Anche le Capitali europee hanno siglato la propria posizione sulla riforma della Politica agricola comune: a una settimana dal voto nell’aula plenaria di Strasburgo, dove si è definito il parere del Parlamento europeo sul corposo dossier, martedì 19 marzo è stata la volta degli Stati membri. Tutti pronti, ora, per le negoziazioni finali tra le tre istituzioni – compresa la Commissione, cui si deve la proposta originaria – a partire dall’11 aprile.
Ecco quali sono gli elementi principali delle indicazioni date dagli Stati membri, e in cosa si differenziano rispetto alle idee dell’esecutivo di Bruxelles e a quelle degli eurodeputati.

Capping volontario, greening più flessibile e con più deroghe
Le capitali non vogliono fissare un tetto massimo per gli aiuti diretti agli agricoltori, o meglio intendono il cosiddetto capping – che Commissione e Parlamento europeo vogliono fissare a 300mila euro – come “volontario”. Così facendo, non si recupererebbero le risorse dai sussidi dati alle grande industrie alimentari per ridistribuirle, invece, ai piccoli produttori.
Sulle misure ecocompatibili da imporre agli agricoltori, i governi nazionali concordano con i parlamentari europei nel chiedere un’introduzione differenziata, a seconda delle dimensioni dell’attività produttiva. Si richiede anche più flessibilità ed è prevista una lista più ampia di tipologie di superficie che sarebbero escluse da tali richieste “green” (ad esempio, oltre a arboreti e frutteti, anche coltivazioni di leguminose e aree forestali non sarebbero sottoposte a queste norme).
Paradossalmente, però, pur annacquando le regole per la tutela dell’ambiente previste della Commissione, il Consiglio chiede che coloro che vi sono sottoposti e non le rispettano, siano puniti non solo con la perdita del 30% di aiuti diretti, ma anche con sanzioni aggiuntive (posizione in linea con la Commissione ma contraria al parere degli eurodeputati).
Le capitali si allontanano dalle richieste dell’Europarlamento anche per quanto riguarda il doppio pagamento, tanto osteggiato dalla camera di Strasburgo, per cui di fatto l’agricoltore viene remunerato due volte – sotto il greening del primo pilastro e sotto il secondo, tramite gli schemi dello sviluppo rurale dedicati all’ambiente – per la stessa condotta ecosostenibile.
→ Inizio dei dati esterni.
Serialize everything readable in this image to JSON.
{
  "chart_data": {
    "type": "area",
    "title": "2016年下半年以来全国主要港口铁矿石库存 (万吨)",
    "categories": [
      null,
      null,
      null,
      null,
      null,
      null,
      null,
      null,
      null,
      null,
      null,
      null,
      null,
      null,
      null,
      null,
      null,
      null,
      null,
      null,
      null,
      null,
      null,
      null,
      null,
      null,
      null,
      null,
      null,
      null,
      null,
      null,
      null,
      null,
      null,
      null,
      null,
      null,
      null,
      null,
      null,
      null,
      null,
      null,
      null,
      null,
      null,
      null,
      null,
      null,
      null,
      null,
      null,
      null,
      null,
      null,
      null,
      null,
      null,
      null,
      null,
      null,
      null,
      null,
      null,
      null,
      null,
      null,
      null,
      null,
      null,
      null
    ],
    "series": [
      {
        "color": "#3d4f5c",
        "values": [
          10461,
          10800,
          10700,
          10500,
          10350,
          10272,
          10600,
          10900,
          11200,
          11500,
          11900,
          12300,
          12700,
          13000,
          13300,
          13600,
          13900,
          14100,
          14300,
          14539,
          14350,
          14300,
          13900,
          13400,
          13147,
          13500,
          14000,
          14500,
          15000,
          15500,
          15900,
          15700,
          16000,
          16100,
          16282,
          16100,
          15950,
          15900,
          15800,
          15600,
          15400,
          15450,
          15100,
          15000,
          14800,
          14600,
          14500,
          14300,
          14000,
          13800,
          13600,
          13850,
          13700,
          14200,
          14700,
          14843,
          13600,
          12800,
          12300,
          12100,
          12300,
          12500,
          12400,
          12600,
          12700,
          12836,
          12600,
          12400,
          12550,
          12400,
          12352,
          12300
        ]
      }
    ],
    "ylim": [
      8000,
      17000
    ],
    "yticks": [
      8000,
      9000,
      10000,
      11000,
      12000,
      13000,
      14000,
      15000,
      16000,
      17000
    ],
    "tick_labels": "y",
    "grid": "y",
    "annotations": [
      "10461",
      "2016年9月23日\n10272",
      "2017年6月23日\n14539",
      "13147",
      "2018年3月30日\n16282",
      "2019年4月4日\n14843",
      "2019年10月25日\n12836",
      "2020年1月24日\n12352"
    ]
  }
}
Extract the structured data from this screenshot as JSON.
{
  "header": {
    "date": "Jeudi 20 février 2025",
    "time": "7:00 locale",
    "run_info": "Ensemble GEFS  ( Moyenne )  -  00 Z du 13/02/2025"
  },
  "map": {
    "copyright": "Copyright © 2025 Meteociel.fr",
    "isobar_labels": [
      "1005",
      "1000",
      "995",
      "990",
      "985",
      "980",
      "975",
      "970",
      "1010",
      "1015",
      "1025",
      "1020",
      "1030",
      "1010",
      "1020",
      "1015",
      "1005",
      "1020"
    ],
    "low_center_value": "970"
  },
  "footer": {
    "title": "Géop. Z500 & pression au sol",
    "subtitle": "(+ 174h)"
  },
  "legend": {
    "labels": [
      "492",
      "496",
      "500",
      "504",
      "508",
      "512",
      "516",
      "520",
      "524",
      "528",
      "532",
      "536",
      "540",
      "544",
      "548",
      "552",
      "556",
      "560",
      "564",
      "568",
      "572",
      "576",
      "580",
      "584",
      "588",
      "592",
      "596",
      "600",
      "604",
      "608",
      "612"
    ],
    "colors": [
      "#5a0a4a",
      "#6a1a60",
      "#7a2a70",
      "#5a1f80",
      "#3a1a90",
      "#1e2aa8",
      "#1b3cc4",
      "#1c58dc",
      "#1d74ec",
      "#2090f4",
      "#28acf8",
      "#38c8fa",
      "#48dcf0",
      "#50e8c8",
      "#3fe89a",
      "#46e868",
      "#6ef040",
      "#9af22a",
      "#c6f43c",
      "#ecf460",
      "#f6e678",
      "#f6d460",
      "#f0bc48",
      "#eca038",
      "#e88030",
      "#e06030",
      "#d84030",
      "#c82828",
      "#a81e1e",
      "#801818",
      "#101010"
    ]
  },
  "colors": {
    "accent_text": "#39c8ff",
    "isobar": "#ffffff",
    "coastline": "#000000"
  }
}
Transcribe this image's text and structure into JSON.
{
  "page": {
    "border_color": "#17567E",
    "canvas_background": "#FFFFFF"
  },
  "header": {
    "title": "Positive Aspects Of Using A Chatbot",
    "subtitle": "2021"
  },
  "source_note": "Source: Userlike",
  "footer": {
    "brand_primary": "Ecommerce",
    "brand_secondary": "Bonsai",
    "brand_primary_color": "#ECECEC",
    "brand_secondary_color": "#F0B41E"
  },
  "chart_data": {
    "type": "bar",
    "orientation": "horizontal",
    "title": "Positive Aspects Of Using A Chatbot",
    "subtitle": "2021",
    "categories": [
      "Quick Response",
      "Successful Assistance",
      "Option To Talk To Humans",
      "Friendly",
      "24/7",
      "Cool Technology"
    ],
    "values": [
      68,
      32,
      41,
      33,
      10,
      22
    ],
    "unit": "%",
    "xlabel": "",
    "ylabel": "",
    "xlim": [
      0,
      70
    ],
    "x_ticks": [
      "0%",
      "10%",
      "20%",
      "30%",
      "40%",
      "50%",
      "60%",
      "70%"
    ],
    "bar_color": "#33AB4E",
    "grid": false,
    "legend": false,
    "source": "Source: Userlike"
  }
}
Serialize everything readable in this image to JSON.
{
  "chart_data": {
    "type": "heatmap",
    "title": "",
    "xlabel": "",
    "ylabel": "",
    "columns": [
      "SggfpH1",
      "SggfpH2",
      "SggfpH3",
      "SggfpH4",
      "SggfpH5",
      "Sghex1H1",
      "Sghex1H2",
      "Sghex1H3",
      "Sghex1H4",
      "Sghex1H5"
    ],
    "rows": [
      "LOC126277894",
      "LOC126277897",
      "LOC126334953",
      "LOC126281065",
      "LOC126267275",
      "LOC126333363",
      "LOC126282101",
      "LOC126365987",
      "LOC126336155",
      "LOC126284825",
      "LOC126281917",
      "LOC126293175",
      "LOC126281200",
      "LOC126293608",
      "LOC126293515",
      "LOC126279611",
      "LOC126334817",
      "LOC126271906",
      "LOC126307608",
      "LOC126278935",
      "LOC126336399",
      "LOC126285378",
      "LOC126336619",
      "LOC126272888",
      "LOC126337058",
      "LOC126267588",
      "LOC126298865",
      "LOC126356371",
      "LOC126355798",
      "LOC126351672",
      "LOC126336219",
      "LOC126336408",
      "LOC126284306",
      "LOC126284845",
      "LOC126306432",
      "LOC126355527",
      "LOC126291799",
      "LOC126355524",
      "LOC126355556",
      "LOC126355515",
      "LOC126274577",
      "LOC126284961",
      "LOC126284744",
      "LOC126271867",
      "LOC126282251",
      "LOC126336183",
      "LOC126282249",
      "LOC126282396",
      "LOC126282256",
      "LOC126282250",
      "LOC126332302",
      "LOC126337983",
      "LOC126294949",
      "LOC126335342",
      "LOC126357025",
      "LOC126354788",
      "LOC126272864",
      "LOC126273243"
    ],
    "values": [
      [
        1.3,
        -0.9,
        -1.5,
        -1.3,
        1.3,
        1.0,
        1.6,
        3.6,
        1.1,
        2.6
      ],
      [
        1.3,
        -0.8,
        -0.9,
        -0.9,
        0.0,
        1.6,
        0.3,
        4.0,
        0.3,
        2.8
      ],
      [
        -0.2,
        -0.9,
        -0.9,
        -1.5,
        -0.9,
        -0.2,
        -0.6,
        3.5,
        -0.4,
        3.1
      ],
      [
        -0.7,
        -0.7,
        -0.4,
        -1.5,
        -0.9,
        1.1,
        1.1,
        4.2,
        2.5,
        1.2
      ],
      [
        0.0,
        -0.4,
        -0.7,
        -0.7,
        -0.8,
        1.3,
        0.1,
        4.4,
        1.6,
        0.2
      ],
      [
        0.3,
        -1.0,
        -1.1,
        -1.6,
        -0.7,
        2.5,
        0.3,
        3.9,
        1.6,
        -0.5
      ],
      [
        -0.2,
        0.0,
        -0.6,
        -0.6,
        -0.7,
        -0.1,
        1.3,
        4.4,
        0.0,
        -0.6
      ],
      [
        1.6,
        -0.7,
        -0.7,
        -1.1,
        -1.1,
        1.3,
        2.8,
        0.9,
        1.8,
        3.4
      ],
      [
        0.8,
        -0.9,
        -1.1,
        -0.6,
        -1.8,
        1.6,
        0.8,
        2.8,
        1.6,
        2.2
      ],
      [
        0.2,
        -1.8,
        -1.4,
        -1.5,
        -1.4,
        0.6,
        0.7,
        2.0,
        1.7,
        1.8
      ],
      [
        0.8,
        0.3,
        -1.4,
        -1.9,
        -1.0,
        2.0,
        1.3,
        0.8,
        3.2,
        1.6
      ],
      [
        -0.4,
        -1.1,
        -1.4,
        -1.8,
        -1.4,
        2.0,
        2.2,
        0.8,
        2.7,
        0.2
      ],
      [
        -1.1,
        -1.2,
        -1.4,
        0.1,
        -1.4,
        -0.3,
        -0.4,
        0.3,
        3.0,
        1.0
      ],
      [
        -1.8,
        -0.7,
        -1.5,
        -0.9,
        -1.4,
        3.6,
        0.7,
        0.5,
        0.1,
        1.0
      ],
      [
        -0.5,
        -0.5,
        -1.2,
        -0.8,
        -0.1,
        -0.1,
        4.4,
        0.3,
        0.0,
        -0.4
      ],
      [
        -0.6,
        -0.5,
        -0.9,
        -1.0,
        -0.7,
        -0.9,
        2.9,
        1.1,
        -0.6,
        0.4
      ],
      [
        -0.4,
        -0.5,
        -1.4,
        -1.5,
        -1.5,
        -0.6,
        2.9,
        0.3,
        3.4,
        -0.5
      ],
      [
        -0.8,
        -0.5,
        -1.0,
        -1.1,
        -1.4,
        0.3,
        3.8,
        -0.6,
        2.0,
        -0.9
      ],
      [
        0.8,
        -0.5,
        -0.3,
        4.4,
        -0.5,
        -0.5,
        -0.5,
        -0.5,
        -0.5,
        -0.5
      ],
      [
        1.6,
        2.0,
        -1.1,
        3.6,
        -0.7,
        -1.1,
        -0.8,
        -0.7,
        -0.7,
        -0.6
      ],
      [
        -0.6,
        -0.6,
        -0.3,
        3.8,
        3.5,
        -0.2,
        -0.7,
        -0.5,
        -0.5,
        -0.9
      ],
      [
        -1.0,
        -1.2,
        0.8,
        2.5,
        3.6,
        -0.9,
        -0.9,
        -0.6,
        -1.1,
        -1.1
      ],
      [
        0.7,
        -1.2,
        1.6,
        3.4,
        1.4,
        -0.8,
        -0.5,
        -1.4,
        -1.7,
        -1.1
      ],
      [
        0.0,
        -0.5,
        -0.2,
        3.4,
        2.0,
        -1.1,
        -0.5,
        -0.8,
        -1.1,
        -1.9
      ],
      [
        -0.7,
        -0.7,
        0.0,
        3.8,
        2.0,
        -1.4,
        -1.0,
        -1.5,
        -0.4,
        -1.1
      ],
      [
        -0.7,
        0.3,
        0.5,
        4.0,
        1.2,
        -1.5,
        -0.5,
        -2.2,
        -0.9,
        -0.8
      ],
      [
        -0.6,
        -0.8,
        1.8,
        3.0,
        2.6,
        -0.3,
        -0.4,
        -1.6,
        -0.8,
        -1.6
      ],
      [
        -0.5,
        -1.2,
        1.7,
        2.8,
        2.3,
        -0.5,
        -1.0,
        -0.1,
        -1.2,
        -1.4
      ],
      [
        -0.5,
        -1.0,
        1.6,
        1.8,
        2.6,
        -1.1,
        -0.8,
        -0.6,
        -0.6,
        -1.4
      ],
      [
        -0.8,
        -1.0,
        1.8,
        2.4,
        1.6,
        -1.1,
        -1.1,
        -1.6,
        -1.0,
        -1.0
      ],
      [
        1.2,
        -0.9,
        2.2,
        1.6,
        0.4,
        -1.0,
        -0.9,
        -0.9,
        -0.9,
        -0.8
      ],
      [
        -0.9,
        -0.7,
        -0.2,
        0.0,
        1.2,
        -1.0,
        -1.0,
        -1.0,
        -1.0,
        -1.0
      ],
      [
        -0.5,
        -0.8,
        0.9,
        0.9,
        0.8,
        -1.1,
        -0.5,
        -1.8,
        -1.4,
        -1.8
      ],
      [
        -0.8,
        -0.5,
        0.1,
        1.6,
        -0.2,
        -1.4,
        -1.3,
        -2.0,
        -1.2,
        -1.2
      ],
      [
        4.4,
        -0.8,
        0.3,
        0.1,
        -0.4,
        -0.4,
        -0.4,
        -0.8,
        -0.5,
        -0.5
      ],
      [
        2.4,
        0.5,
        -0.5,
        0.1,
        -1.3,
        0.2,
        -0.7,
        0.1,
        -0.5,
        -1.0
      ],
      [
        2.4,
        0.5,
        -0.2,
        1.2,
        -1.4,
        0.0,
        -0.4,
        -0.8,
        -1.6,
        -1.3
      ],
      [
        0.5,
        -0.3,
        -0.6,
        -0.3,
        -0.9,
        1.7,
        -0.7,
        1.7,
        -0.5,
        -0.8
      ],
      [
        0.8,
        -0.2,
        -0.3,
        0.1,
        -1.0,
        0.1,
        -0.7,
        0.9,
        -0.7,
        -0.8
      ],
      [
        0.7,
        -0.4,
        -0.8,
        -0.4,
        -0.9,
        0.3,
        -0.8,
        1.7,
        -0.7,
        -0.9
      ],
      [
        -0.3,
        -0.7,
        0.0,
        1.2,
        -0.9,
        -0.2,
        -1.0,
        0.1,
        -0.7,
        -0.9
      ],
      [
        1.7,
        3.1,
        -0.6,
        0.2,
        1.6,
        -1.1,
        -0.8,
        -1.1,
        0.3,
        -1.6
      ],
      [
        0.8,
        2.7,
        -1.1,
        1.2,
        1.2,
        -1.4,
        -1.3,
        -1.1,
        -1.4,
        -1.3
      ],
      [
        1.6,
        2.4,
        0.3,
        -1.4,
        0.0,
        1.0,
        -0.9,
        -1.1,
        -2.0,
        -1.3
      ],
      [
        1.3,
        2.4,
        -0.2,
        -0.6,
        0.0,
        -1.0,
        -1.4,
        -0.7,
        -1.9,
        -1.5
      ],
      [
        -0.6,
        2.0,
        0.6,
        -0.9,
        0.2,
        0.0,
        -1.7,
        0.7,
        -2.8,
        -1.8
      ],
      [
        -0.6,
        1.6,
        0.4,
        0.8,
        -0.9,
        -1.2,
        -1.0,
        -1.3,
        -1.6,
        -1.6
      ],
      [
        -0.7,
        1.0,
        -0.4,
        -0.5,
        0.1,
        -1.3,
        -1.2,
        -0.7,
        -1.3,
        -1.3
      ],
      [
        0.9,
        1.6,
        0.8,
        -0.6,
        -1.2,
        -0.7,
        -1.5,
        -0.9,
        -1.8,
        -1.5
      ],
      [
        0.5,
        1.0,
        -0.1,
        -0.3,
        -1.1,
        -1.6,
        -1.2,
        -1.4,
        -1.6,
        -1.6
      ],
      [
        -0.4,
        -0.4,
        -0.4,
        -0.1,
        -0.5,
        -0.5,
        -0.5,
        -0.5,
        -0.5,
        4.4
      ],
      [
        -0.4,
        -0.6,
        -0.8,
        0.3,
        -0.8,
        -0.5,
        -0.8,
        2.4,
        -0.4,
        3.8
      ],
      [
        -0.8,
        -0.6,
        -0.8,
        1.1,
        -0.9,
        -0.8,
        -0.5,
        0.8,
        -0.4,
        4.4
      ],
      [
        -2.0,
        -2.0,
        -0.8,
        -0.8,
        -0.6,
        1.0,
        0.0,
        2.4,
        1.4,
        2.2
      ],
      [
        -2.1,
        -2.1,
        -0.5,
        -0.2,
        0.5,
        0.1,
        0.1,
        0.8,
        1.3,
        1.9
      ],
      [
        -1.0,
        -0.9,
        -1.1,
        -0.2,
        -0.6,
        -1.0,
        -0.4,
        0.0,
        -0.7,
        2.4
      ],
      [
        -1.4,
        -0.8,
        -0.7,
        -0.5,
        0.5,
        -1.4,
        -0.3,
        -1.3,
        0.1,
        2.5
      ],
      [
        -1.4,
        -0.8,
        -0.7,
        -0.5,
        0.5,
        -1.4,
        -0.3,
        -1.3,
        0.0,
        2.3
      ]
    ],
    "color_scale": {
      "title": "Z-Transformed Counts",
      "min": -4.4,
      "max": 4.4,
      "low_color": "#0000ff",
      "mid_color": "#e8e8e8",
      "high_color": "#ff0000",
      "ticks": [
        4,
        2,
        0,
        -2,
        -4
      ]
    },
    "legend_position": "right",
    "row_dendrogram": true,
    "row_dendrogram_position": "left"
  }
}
Più tempo per arrivare al pagamento uniforme per ettaro
I ministri propongono lo stesso approccio per equilibrare i sussidi agli agricoltori tra i diversi Stati membri (cosiddetta “convergenza esterna”) e quelli ai produttori tra le varie aree geografiche del Paese (cosiddetta “convergenza interna”). Ma, per quest’ultimo obiettivo, chiedono più gradualità rispetto alle intenzioni della Commissione europea di arrivare a un pagamento uniforme per ettaro su tutta la superficie nazionale/regionale entro il 2019.

Quote zucchero fino al 2017, diritti d’impianto per il vino fino al 2024
I ministri dell’Agricoltura hanno chiesto di estendere il regime delle quote zucchero fino a ottobre 2017, per permettere a chi coltiva barbabietola di prepararsi alla futura liberalizzazione in questa filiera. La Presidenza irlandese ha sottolineato che si è trattato di uno dei punti di discussione più controversi.
Per il settore vitivinicolo, si chiede un nuovo schema di diritti d’impianto valido tra il 2019 e la fine del 2024, con una revisione a metà di questo periodo per valutarne l’impatto.
Gli eurodeputati, invece, sono per un’estensione del regime attuale fino al 2030.